Calcium has also been shown to play a crucial role in this mechanism. Experiments have shown that in reduced extracellular calcium, the myosin motor tightens, resulting in more open channels. Then, when additional channels are opened, the inflow of calcium acts to relax the myosin motor, which returns the tip links to their resting state, causing channels to close. This is hypothesized to occur via the binding of calcium to the myosin motor. The timecourse of this event is 10-20 milliseconds. This time scale reflects the time that is needed to amplify low frequencies. Although the largest contributor to slow adaptation is the tension-dependence, calcium-dependence acts as a useful feedback mechanism.

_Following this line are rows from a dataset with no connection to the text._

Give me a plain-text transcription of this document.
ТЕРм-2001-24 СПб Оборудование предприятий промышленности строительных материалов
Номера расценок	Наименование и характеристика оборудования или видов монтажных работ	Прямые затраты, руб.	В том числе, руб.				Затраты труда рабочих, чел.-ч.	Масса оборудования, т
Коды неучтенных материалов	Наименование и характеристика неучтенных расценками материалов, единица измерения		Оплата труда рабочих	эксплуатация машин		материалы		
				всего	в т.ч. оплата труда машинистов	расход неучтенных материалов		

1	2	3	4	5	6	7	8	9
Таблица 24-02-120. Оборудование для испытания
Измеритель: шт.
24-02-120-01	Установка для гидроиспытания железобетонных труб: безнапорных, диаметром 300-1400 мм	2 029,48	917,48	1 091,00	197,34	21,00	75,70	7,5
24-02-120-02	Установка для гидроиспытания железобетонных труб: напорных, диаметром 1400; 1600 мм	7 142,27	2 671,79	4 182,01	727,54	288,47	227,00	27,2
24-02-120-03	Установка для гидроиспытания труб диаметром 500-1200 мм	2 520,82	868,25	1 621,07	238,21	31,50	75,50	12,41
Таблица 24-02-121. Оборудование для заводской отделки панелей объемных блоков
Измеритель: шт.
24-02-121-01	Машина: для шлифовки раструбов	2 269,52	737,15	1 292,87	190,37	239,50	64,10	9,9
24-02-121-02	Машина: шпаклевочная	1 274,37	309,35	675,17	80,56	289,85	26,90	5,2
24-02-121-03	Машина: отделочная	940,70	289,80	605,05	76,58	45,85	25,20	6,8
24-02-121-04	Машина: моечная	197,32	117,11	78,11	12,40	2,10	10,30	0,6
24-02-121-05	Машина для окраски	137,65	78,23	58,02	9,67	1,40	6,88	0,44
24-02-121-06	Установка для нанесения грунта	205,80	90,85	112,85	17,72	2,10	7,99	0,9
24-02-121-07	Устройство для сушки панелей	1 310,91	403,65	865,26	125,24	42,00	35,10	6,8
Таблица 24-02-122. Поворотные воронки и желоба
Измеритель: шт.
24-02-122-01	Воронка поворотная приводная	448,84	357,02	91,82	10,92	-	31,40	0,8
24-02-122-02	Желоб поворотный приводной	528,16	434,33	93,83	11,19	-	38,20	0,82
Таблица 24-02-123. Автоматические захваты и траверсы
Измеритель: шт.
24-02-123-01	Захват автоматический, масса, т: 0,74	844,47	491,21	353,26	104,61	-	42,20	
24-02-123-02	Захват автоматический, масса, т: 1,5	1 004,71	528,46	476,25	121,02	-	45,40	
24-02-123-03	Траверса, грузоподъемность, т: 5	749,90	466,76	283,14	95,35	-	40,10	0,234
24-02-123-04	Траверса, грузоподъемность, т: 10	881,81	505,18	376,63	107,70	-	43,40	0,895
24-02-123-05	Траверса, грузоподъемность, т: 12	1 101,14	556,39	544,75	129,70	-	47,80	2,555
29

This mechanism of myosin's reaction to hair bundle deflection imparts sensitivity to small changes in hair bundle position.

=== Integration of electromotility and hair bundle dynamics ===

Electromotility of the OHC by prestin modulation produces significantly larger forces than the forces generated by deflection of the hair bundle. One experiment showed that the somatic motor produced a 40-fold greater force at the apical membrane and a sixfold greater force at the basilar membrane than the hair bundle motor. The difference in these two motors is that there are different polarities of hair bundle deflection for each motor. The hair bundle motor uses a positive deflection leading to a generation of force, while the somatic motor uses negative deflection to generate force. However, both the somatic motor and the hair bundle motor produce significant displacements of the basilar membrane. This, in turn, leads to augmentation of bundle movement and signal amplification.

The mechanical force that is generated by these mechanisms increases the movement of the basilar membrane. This, in turn, influences the deflection of the hair bundles of the inner hair cells. These cells are in contact with afferent fibers that are responsible for transmitting signals to the brain.